Another military member, a serviceman, had been hit in the back. He expressed pain as medical staff laid him on a medical cot, took off a bloody dressing and cleaned his recent injury from fragments. Wrapped in a thermal sheet, he used a mobile phone to ring his family member. “A piece of artillery struck me. It was a ricochet. My condition is stable,” he informed her. What comes next for him? “To get better. That will take a several months. After that, to go back to my military group. Our forces must defend our nation,” he said.

Medical staff treat the wounded soldier, who was hit in the dorsal area by a piece of mortar.

Since 2022, enemy forces has consistently attacked medical centers, health facilities, maternity wards and emergency vehicles. According to international monitors, 261 health workers have been killed in almost 2,000 assaults. The underground facility is built from four steel bunkers, with timber beams, soil and sand laid on top up to the surface. It is designed to resist impacts from large-caliber projectiles and even three eight-kilogram explosive devices dropped by aerial means.

The Ukrainian steel and mining company, which funded the building, plans to build 20 facilities in total. The head of the nation's national security council and former defence minister, the official, said they would be “critically important for saving the survival of our military and assisting troops on the frontline.” The company referred to the project as the “largest-scale and demanding” it had implemented after the enemy's invasion.
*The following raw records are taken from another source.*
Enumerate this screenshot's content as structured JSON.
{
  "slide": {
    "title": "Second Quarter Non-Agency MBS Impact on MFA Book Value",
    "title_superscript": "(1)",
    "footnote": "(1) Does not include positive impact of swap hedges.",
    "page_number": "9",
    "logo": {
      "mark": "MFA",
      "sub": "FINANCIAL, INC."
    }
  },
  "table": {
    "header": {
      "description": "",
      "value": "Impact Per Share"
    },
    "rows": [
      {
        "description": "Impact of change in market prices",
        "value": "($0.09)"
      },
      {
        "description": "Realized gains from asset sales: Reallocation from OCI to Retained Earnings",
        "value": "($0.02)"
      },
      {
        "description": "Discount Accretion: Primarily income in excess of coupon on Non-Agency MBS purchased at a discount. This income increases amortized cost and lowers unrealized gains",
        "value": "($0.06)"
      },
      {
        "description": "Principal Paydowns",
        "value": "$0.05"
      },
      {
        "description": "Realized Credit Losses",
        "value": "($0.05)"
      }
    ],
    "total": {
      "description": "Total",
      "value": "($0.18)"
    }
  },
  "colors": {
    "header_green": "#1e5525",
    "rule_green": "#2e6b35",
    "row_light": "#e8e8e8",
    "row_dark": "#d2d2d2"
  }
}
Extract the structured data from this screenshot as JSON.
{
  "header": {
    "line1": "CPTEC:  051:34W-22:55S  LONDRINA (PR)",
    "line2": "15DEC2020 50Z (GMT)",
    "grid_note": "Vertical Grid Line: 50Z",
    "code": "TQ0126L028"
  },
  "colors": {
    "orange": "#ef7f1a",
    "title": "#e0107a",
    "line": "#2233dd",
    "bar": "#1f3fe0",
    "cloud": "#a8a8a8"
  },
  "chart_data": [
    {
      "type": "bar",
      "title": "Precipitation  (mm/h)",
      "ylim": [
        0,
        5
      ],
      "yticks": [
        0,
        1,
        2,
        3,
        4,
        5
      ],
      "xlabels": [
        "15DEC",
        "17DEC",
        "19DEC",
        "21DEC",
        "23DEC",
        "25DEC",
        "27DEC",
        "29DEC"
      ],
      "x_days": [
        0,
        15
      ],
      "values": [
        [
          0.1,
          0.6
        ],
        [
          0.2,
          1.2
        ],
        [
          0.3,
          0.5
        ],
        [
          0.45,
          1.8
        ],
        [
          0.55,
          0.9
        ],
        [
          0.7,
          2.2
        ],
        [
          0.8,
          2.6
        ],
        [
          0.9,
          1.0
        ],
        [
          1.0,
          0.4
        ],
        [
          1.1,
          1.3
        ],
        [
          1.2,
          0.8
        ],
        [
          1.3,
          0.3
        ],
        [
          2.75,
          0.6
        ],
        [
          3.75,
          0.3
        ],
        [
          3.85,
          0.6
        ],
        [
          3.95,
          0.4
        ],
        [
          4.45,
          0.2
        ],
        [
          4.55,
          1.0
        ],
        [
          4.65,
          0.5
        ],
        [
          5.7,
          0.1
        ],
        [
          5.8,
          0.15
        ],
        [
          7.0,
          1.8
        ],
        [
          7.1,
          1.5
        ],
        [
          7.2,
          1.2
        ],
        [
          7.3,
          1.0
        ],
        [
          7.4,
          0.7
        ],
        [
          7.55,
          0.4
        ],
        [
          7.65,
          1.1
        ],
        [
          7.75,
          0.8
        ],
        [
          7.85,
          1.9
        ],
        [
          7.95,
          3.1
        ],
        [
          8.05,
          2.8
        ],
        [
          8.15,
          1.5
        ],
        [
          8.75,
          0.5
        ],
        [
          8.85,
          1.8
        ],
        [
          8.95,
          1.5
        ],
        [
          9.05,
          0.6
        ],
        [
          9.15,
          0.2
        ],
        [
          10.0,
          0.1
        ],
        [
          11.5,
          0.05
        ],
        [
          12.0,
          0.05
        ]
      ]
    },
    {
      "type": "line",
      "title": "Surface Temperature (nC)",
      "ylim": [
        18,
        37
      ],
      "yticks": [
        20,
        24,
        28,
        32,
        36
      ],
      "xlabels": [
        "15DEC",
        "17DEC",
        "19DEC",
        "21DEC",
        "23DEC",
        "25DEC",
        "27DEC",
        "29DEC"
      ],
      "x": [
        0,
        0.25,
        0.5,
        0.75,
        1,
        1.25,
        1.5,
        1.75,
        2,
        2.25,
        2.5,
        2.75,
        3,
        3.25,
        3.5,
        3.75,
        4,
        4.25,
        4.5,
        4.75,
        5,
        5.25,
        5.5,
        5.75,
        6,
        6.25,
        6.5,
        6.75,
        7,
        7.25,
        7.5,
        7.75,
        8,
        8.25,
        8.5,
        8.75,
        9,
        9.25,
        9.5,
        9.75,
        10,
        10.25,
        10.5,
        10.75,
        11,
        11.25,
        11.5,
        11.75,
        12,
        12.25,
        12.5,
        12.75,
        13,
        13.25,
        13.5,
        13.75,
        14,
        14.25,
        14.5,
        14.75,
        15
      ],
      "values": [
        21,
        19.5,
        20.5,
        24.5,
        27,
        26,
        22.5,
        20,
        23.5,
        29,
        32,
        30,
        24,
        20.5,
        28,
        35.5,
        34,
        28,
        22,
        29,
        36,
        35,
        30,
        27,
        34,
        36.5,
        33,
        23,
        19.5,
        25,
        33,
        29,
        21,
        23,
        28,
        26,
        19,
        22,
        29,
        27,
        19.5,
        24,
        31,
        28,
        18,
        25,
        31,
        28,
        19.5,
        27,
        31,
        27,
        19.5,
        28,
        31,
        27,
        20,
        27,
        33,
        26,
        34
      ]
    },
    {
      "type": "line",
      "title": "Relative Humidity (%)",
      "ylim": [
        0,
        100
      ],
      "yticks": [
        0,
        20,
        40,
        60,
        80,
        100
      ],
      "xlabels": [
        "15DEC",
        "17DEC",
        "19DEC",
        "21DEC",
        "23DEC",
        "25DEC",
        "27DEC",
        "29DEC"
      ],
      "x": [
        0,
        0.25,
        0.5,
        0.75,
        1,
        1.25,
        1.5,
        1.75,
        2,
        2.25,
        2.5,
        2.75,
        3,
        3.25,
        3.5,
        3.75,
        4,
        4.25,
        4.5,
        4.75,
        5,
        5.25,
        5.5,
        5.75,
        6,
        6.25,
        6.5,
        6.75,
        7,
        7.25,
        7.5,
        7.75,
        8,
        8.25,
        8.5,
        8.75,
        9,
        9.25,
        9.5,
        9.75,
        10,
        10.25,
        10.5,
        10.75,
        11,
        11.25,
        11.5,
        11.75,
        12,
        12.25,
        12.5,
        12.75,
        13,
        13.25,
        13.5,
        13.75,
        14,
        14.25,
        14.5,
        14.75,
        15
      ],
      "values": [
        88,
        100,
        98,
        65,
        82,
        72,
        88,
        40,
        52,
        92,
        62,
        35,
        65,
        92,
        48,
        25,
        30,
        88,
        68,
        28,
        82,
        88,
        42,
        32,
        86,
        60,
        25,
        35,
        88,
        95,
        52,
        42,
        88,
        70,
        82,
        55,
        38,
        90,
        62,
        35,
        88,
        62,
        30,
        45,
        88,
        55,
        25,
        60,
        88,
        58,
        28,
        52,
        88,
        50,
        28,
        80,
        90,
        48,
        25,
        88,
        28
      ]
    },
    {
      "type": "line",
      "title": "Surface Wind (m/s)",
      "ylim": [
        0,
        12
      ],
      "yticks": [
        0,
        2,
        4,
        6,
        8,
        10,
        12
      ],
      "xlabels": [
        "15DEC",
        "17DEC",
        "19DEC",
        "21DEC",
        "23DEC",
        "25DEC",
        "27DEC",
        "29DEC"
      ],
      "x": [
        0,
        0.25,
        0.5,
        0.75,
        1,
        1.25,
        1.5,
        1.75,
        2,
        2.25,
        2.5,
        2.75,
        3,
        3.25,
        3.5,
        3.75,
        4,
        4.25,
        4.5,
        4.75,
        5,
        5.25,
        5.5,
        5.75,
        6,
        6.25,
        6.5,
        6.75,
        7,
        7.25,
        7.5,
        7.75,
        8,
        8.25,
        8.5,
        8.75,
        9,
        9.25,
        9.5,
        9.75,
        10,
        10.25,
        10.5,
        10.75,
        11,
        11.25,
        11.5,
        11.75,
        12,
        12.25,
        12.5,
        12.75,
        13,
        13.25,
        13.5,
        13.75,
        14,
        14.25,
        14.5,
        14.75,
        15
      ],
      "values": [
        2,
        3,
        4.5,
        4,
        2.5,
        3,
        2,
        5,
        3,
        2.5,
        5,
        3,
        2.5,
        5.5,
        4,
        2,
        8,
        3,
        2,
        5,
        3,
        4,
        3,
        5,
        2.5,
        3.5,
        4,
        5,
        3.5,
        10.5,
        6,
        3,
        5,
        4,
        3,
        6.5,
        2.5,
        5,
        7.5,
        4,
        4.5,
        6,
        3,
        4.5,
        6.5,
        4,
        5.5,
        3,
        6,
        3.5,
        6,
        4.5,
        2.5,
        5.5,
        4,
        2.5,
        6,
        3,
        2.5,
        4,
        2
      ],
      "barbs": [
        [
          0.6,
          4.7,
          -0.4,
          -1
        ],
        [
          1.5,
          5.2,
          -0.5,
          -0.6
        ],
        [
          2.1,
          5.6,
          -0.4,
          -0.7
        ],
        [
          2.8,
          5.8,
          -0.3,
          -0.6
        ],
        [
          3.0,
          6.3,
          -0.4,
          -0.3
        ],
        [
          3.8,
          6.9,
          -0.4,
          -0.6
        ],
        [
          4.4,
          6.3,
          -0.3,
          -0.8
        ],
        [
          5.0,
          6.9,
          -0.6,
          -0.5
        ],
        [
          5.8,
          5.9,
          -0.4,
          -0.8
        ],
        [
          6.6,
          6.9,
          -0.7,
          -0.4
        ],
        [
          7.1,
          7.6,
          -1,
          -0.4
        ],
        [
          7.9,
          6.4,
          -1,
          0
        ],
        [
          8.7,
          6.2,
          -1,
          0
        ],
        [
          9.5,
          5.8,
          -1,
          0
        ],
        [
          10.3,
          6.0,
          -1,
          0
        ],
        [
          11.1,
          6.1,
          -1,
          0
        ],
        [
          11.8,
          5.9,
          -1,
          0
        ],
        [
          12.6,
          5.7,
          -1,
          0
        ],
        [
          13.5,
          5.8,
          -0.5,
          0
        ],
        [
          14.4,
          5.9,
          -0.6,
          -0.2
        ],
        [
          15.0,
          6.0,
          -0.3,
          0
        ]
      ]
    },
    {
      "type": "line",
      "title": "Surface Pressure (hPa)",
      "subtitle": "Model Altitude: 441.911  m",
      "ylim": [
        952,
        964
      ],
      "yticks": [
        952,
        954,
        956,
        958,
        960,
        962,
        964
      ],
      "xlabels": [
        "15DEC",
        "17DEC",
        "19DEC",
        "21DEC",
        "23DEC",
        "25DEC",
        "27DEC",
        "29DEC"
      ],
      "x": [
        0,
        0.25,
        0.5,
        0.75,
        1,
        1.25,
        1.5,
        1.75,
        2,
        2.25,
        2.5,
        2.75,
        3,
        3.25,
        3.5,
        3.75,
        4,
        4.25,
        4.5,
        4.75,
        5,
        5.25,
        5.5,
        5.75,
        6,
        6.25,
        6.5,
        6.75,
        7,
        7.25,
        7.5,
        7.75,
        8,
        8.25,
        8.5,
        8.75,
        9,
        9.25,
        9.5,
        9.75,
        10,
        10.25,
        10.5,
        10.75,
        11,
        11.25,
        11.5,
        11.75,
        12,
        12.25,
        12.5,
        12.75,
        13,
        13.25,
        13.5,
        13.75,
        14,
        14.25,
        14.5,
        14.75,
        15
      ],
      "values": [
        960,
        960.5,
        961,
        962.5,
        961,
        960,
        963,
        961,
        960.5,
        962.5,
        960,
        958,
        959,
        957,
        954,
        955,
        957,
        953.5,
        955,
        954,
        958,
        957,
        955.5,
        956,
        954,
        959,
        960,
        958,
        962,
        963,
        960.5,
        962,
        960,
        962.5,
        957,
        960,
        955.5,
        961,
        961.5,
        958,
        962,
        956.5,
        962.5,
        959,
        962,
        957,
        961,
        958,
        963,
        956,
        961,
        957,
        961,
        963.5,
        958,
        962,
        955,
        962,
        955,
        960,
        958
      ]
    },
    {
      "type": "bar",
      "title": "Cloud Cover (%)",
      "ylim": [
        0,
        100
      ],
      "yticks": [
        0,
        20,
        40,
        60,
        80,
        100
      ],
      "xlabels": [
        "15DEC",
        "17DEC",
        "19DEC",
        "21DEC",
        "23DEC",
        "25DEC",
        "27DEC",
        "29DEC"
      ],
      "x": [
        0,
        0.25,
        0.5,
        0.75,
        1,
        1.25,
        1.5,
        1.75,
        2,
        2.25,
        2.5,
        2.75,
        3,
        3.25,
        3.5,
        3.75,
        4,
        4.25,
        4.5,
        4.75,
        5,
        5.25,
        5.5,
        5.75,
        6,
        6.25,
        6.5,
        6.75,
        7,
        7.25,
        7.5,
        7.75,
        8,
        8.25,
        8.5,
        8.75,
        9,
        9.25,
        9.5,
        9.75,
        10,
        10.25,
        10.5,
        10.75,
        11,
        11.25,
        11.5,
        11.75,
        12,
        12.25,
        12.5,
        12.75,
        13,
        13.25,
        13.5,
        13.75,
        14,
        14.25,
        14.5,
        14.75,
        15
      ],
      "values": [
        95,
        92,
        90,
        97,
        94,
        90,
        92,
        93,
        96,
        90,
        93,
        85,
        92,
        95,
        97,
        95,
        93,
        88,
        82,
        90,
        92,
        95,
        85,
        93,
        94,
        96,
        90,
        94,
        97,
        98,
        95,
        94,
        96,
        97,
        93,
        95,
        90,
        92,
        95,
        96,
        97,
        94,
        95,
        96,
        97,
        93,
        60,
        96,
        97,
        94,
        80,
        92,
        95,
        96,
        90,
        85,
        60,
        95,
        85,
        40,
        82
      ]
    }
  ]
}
An example of the centre’s operating theatres.

The surgeon, said some injured personnel had to endure delays hours or even days before they could be evacuated due to the threat of aerial attacks. “We had two severely injured patients who came at 3am. I had to carry out a double amputation on a patient. His bleeding control device had been applied for such an extended period there was no other option.” How did he cope with severe operations? “I’ve been healthcare for two decades. You have to concentrate,” he remarked.

Medical assistants transported Mykolaichuk up the passage and into an ambulance. The transport was stationed beneath a bush. He and the two other soldiers were taken to the city of a major city for additional medical care. The subterranean hospital staff paused for rest. The hospital’s ginger cat, Vasilevs, walked toward the doorway to await the incoming patients. “We are open 24 hours a day,” the surgeon said. “It doesn’t stop.”

Lindsey Dawson
Lindsey Dawson

Maya is a tech strategist with over a decade of experience in digital innovation and enterprise solutions, passionate about bridging technology and business goals.